4 Data Sources
We are using three main information sources for our analysis, briefly described bellow.
Compranet hosts information on all public procurements, and compiles it into a single data base which is published in Compranet’s web site. On this database one can consult information regarding the agency, RU, procurement’s title and number, provider’s name, provider’s id number in the RUPC (short for Registro Único de Proveedores y Contratistas, where one can consult additional information regarding the provider), tyoe of provider (according to the size of the company), publication date, starting date, ending date, ammount established in the contract, ammount provided by specific federal programs and/or international organizations, and a link where one can consult all relevant documents regarding the procurement different stages.
Although this percompiled database has a lot of useful information for the analysis of corruption in government procurements, it has a lot of problems derived, mainly, from missing observations in the data. Missing observations are found in almost every variable. An additional problem found when analysin this database is that some of the reported values do not match the description of the variable (for instance, “—” was found instead of the provider’s name in one procurement, or two digit numbers were found instead of the provider’s id number in the RUPC, which should be a six digit number). So, in order to analyze reliable information regarding government procurements, we cross-referenced most of the variables with other available data (such as the RUPC database, and information on public spending published by the Secretaria de Hacienda y Credito Publico) to verify the accuracy of provided information.
Declaranet is a web platform hosted by Secretaria de la Funcion Publica where bureaucrats may present their equity statement. Additionaly, the platform stores their employment history.
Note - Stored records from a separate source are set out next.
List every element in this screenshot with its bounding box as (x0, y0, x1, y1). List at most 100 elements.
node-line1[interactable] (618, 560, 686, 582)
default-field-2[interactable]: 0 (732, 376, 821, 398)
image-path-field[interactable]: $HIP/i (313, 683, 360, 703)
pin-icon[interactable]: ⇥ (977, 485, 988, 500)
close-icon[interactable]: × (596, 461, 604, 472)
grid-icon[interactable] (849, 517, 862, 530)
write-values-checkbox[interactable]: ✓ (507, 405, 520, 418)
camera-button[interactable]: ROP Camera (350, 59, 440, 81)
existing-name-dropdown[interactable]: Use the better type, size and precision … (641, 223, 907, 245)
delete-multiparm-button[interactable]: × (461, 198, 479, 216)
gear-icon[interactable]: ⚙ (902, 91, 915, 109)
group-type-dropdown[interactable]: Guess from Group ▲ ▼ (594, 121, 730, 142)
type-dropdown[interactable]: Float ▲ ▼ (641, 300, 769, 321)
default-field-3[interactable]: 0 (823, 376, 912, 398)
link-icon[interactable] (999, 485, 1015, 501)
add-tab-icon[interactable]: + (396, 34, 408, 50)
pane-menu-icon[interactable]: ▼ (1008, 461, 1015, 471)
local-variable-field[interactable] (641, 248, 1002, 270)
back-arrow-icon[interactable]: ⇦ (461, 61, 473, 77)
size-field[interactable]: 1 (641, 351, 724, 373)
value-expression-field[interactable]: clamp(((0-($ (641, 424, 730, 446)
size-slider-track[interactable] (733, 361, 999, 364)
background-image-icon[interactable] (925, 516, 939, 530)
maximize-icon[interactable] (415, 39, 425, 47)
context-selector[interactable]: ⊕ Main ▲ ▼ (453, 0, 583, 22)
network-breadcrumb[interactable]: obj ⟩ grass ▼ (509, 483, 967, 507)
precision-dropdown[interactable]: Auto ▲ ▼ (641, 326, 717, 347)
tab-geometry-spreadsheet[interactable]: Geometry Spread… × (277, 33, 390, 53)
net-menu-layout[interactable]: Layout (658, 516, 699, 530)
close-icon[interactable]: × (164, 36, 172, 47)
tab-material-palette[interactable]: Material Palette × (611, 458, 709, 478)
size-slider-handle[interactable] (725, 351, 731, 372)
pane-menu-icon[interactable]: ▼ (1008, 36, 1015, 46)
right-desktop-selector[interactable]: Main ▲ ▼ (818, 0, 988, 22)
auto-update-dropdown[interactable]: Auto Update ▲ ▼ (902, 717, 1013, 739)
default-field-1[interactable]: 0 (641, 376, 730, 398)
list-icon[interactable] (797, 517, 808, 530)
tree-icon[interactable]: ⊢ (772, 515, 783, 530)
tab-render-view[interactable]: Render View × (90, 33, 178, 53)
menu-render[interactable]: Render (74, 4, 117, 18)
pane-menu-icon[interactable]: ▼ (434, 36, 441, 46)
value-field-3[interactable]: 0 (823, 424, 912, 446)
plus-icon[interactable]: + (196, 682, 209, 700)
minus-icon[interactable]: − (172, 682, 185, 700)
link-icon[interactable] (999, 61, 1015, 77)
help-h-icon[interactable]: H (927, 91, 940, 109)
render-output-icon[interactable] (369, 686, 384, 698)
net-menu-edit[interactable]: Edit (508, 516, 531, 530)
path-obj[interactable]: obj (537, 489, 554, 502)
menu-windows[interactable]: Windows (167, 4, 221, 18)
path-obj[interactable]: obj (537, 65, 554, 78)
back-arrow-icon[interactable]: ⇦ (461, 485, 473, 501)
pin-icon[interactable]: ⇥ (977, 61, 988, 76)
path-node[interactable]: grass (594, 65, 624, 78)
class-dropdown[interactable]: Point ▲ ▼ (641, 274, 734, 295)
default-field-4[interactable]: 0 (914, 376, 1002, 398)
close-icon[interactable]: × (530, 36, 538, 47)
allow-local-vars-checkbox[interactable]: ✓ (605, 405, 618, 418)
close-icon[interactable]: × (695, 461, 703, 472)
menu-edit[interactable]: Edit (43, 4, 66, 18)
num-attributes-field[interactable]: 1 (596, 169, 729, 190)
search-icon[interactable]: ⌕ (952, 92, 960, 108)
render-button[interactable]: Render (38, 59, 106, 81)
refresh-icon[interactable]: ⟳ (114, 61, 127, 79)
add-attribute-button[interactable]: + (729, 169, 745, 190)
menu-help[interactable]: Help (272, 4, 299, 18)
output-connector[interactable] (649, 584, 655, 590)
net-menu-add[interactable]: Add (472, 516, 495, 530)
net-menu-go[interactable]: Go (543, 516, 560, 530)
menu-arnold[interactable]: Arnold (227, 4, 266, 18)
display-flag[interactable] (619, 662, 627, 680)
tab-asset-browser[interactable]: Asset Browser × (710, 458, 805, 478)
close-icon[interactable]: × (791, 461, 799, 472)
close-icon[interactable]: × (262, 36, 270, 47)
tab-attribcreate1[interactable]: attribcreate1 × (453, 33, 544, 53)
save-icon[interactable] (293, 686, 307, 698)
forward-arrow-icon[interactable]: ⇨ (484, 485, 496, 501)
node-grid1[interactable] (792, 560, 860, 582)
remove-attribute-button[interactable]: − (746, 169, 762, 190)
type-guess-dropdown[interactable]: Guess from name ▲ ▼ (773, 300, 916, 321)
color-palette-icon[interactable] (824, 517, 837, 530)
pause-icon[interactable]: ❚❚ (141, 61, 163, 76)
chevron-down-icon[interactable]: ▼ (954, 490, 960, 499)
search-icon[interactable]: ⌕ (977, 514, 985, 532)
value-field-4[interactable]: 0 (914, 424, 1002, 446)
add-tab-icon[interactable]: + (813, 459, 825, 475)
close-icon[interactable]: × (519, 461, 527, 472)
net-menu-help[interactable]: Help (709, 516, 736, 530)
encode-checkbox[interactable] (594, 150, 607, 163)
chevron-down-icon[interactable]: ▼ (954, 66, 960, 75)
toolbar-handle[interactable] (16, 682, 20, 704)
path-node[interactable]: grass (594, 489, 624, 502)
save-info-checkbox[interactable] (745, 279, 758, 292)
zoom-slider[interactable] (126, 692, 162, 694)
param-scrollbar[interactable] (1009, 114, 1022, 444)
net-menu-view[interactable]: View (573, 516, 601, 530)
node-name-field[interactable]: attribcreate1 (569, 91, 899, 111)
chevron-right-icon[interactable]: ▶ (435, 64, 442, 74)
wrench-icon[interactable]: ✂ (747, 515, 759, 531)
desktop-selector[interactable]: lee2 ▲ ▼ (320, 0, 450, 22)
We employ this information to reconstruct each bureaucrats trajectory and to identify hidden relationships between bureaucrats and businessmen.
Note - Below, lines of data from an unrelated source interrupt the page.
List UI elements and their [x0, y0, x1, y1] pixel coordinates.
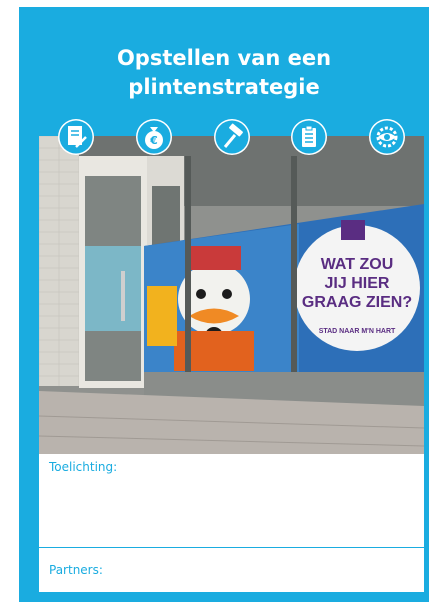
eye-gear-icon [369, 119, 405, 155]
poster-text-line-2: JIJ HIER [325, 275, 390, 292]
card-title-line-1: Opstellen van een [116, 46, 332, 70]
clipboard-list-icon [291, 119, 327, 155]
svg-text:€: € [149, 134, 158, 147]
storefront-illustration: WAT ZOU JIJ HIER GRAAG ZIEN? STAD NAAR M… [39, 136, 424, 454]
poster-tagline: STAD NAAR M'N HART [319, 328, 396, 335]
card-title: Opstellen van een plintenstrategie [19, 44, 429, 102]
poster-text-line-3: GRAAG ZIEN? [302, 294, 412, 311]
partners-panel: Partners: [39, 553, 424, 592]
hammer-icon [214, 119, 250, 155]
storefront-photo: WAT ZOU JIJ HIER GRAAG ZIEN? STAD NAAR M… [39, 136, 424, 454]
toelichting-label: Toelichting: [49, 460, 118, 474]
poster-text-line-1: WAT ZOU [321, 256, 394, 273]
toelichting-panel: Toelichting: [39, 454, 424, 547]
document-edit-icon [58, 119, 94, 155]
money-bag-euro-icon: € [136, 119, 172, 155]
partners-label: Partners: [49, 563, 103, 577]
card-title-line-2: plintenstrategie [128, 75, 320, 99]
Information stored in this platform is difficult to crawl, as it generates asynchronous contents through AJAX petiitions in a JSF framework, where one must tie an account to each petition. Due to the complexity and the relatively short time to gather the information, we decided to create a headless chrome docker environment and crawl the platform with selenium. When we had the code to downlowd the pdf information for one bureaucrat, we escalated it to several instances using docker machine in swarm, storing the pfd’s in an S3 instance. The pdf’s were then converted into text and built into a database using bash in order to be further ingested with the Luigi pipeline.